Iran’s principal oil export terminal is located on Kharg. Deep-water berths, converging pipelines and continuous tanker traffic make the island the conduit for the bulk of Iran’s crude exports. That role turns a modest landform into an economic lifeline: disrupt Kharg’s operations and Iran’s capacity to earn export revenue is sharply diminished. In a sanctions-heavy environment, where oil already faces constraints, control over Kharg is a form of leverage—economic, political and military.
Beyond Iran, Kharg’s proximity to the Strait of Hormuz amplifies its global significance.
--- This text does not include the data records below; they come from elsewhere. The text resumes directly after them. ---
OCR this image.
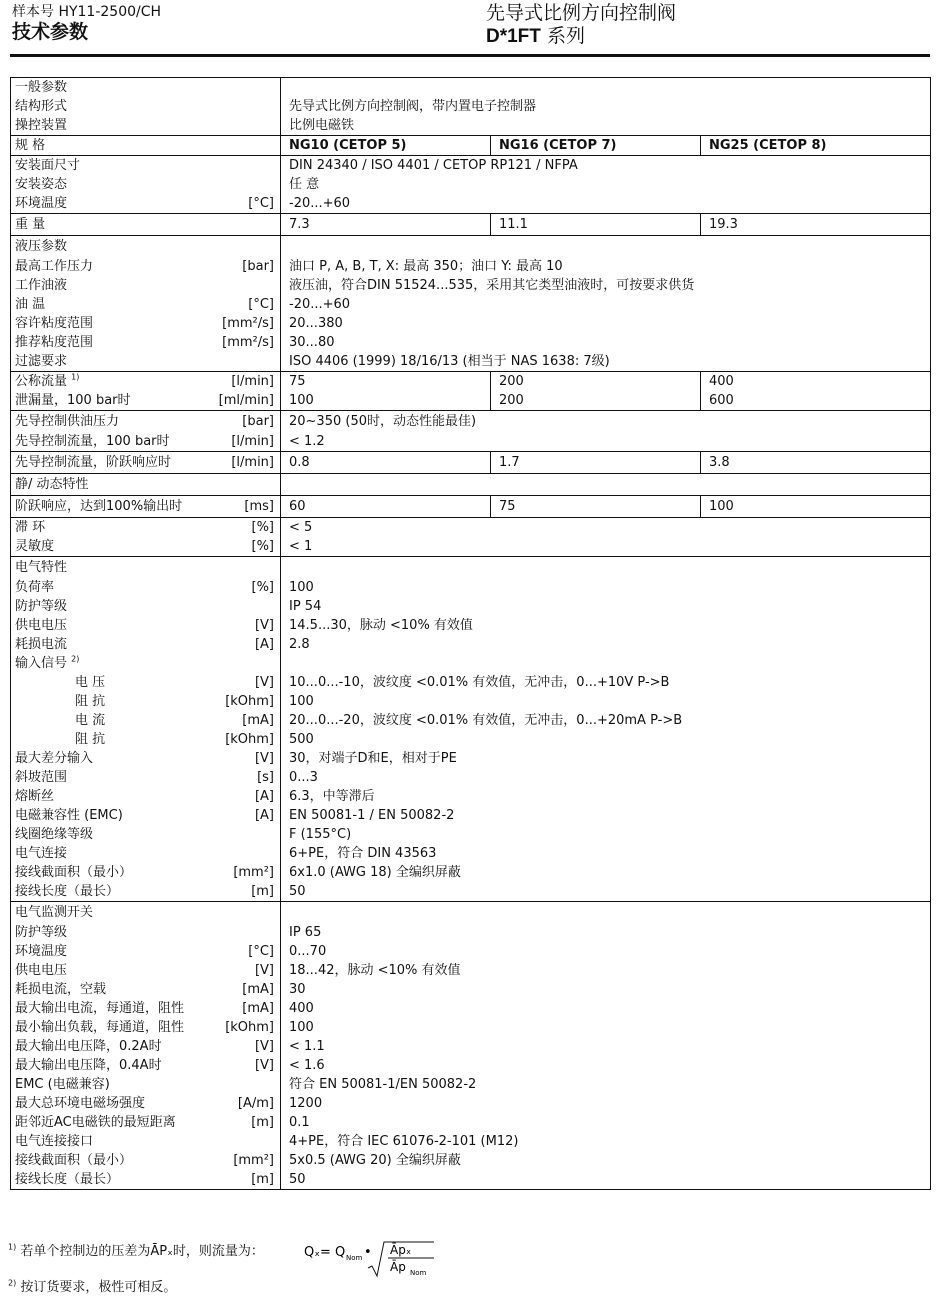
样本号 HY11-2500/CH
技术参数
先导式比例方向控制阀
D*1FT 系列
一般参数				
结构形式		先导式比例方向控制阀，带内置电子控制器		
操控装置		比例电磁铁		
规 格		NG10 (CETOP 5)	NG16 (CETOP 7)	NG25 (CETOP 8)
安装面尺寸		DIN 24340 / ISO 4401 / CETOP RP121 / NFPA		
安装姿态		任 意		
环境温度	[°C]	-20...+60		
重 量		7.3	11.1	19.3
液压参数				
最高工作压力	[bar]	油口 P, A, B, T, X: 最高 350；油口 Y: 最高 10		
工作油液		液压油，符合DIN 51524...535，采用其它类型油液时，可按要求供货		
油 温	[°C]	-20...+60		
容许粘度范围	[mm²/s]	20...380		
推荐粘度范围	[mm²/s]	30...80		
过滤要求		ISO 4406 (1999) 18/16/13 (相当于 NAS 1638: 7级)		
公称流量 $^{1)}$	[l/min]	75	200	400
泄漏量，100 bar时	[ml/min]	100	200	600
先导控制供油压力	[bar]	20~350 (50时，动态性能最佳)		
先导控制流量，100 bar时	[l/min]	< 1.2		
先导控制流量，阶跃响应时	[l/min]	0.8	1.7	3.8
静/ 动态特性				
阶跃响应，达到100%输出时	[ms]	60	75	100
滞 环	[%]	< 5		
灵敏度	[%]	< 1		
电气特性				
负荷率	[%]	100		
防护等级		IP 54		
供电电压	[V]	14.5...30，脉动 <10% 有效值		
耗损电流	[A]	2.8		
输入信号 $^{2)}$		
电 压	[V]	10...0...-10，波纹度 <0.01% 有效值，无冲击，0...+10V P->B		
阻 抗	[kOhm]	100		
电 流	[mA]	20...0...-20，波纹度 <0.01% 有效值，无冲击，0...+20mA P->B		
阻 抗	[kOhm]	500		
最大差分输入	[V]	30，对端子D和E，相对于PE		
斜坡范围	[s]	0...3		
熔断丝	[A]	6.3，中等滞后		
电磁兼容性 (EMC)	[A]	EN 50081-1 / EN 50082-2		
线圈绝缘等级		F (155°C)		
电气连接		6+PE，符合 DIN 43563		
接线截面积（最小）	[mm²]	6x1.0 (AWG 18) 全编织屏蔽		
接线长度（最长）	[m]	50		
电气监测开关				
防护等级		IP 65		
环境温度	[°C]	0...70		
供电电压	[V]	18...42，脉动 <10% 有效值		
耗损电流，空载	[mA]	30		
最大输出电流，每通道，阻性	[mA]	400		
最小输出负载，每通道，阻性	[kOhm]	100		
最大输出电压降，0.2A时	[V]	< 1.1		
最大输出电压降，0.4A时	[V]	< 1.6		
EMC (电磁兼容)		符合 EN 50081-1/EN 50082-2		
最大总环境电磁场强度	[A/m]	1200		
距邻近AC电磁铁的最短距离	[m]	0.1		
电气连接接口		4+PE，符合 IEC 61076-2-101 (M12)		
接线截面积（最小）	[mm²]	5x0.5 (AWG 20) 全编织屏蔽		
接线长度（最长）	[m]	50		
$^{1)}$ 若单个控制边的压差为ĀPₓ时，则流量为：	Qₓ= Q Nom • Āpₓ
Āp Nom
$^{2)}$ 按订货要求，极性可相反。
A sizeable share of the world’s oil passes through that chokepoint; any threat to Kharg—whether attack, blockade or seizure—could ripple through international markets. Prices could spike, shipping risks would rise, and energy-importing economies would feel immediate effects.
Donald Trump’s comments about seizing Kharg and “taking the oil” reflect a strategic logic: controlling an adversary’s revenue stream can force concessions without prolonged conventional warfare. If forces could hold Kharg, they would disrupt Iran’s exports and gain bargaining power over issues from nuclear policy to regional influence. In theory, that is a shortcut to pressure.
But attempts to seize or occupy Kharg carry high risks. The island is heavily defended and lies well within Iran’s military reach; any occupying force would face sustained missile and drone attacks. Iran’s likely response would not be confined to the island—it could target shipping lanes, allied assets and proxy operations across the region, producing wider escalation.
Moreover, even a successful seizure might not stabilize markets: Iran could still disrupt the Strait of Hormuz or use other means to retaliate, keeping energy volatility high. For these reasons some analysts argue for less overt measures—naval pressure, sanctions or targeted restrictions—which might achieve similar leverage with lower risk than territorial seizure.
Kharg’s significance lies in its function within global flows of oil, trade and finance. That concentration of strategic value gives one actor disproportionate influence—and makes the island a particularly dangerous focal point for miscalculation.